Can't tell you if you'd have to have a desalinization plant. With or without that, I think I'd rather buy people hybrid cars with the several hundred billion you'd need to build enough plants to replace a significant percentage of foreign oil.
If there's some left over we could spread some cellulosic ethanol plants and a couple of biodiesel plants around Eastern Montana (1/10th the investment cost per daily barrel of capacity) in amongst the windmills. That's more appropriate to the scale of economic development we need.
Western coal in general is lower sulfur than some of the Midwestern and Eastern coals, though I have not checked the numbers (they are in the EIA data files).
We have devoted some column feet to discussing how the natural gas supply in the United States is depleting. Thus the option of a Gas-to-liquid conversion may not be realistic. Further, some of the countries abroad that have been considering this have decided not to.
Bear in mind that the oil shortage will not be solved by a single silver bullet, but rather by a whole variety of bb's - of which this could well be one - all contributing their portion.
The opponent was pushing biofuel, and if I remember, the Governor pointed out that this would produce much less oil than his choice.

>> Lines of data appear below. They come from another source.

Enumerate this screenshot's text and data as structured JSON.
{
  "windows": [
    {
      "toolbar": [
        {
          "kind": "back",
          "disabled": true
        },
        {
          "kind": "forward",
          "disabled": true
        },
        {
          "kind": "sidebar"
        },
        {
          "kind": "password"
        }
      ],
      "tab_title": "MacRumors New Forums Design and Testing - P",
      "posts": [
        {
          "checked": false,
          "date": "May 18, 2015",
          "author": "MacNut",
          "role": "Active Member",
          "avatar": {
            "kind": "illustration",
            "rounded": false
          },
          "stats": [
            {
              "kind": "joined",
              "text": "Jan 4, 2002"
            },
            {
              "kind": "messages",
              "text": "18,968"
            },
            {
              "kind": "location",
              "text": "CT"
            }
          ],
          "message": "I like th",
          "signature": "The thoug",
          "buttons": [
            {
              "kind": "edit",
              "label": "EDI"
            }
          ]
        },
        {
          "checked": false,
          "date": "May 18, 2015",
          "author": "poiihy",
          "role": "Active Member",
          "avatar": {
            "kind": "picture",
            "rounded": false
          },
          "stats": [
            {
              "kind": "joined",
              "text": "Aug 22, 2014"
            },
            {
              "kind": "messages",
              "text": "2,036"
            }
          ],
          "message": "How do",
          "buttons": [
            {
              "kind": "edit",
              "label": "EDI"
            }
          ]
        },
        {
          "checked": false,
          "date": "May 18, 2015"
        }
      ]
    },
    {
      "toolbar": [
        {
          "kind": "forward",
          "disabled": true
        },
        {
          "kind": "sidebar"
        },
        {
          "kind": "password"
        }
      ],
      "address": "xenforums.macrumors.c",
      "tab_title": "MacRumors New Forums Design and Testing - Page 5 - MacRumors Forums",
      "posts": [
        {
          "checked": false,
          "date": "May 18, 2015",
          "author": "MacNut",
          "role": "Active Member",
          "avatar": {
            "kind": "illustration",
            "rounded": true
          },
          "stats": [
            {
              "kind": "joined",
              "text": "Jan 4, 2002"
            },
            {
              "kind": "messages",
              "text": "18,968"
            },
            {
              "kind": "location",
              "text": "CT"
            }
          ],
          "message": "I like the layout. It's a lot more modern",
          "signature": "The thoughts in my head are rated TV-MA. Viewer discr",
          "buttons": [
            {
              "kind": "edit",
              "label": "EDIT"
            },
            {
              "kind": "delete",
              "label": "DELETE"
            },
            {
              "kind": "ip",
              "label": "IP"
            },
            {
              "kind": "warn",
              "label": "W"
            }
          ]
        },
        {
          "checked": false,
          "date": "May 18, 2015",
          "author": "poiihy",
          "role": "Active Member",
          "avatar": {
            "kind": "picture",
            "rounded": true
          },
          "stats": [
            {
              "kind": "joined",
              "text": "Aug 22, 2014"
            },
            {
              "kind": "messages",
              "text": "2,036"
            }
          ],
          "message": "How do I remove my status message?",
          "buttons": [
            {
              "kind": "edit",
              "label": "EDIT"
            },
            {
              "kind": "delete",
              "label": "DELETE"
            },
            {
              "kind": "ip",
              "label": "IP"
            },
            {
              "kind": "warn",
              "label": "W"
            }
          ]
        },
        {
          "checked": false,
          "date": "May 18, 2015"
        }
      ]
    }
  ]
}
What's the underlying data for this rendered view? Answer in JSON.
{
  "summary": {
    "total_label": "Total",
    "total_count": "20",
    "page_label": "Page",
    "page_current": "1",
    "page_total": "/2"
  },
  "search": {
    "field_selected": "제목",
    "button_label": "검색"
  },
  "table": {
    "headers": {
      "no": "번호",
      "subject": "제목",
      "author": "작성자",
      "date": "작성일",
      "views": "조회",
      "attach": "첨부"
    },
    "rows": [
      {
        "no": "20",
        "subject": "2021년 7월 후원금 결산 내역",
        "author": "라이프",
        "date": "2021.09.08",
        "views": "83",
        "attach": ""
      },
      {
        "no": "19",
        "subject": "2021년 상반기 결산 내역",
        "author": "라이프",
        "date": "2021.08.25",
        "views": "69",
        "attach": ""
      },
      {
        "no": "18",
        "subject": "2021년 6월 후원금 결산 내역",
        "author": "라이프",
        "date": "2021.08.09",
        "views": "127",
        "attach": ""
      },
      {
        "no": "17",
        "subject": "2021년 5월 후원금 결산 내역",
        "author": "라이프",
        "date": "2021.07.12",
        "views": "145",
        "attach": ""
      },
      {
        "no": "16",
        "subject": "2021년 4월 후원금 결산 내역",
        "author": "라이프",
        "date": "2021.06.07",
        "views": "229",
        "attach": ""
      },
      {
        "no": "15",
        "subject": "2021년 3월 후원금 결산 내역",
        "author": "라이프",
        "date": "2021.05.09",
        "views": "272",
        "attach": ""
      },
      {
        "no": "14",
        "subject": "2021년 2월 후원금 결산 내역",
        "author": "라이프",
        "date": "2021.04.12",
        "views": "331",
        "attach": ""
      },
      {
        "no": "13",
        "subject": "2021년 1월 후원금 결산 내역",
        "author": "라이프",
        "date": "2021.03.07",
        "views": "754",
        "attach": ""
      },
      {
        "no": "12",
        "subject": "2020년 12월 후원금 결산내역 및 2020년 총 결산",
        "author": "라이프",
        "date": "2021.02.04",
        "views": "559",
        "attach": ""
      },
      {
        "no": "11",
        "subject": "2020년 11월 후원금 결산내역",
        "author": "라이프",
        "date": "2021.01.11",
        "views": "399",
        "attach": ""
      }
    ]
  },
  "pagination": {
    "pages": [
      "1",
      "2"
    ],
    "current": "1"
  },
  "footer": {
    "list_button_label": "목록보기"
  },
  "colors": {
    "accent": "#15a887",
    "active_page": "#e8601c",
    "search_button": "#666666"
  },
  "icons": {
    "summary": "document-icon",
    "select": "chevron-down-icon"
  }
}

It is correct that the oil shortage will not be solved by a single silver bullet. Beyond efficiency (mileage investments e.g. hybrids), the question becomes what is the best investment that will be fastest, cleanest, cheapest. Montanans are also interested in something that maximizes economic benefits to local people.
Using these criteria biofuels are a better fit than F-T diesel. The Governor said that if the U.S. diverted our food crop exports, it would only replace 15% of our liquid fuel needs. However, biofuels can be produced from non-feed crops, and from perennials (e.g. switchgrass) that can be grown on acres not suitable for row crops like corn, soybeans and wheat.
The unstated assumption was that there are not more severe obstacles to producing 5% or 15% of our liquid fuel needs from coal. As you can see here, the obstacles are environmental, economic, and physical.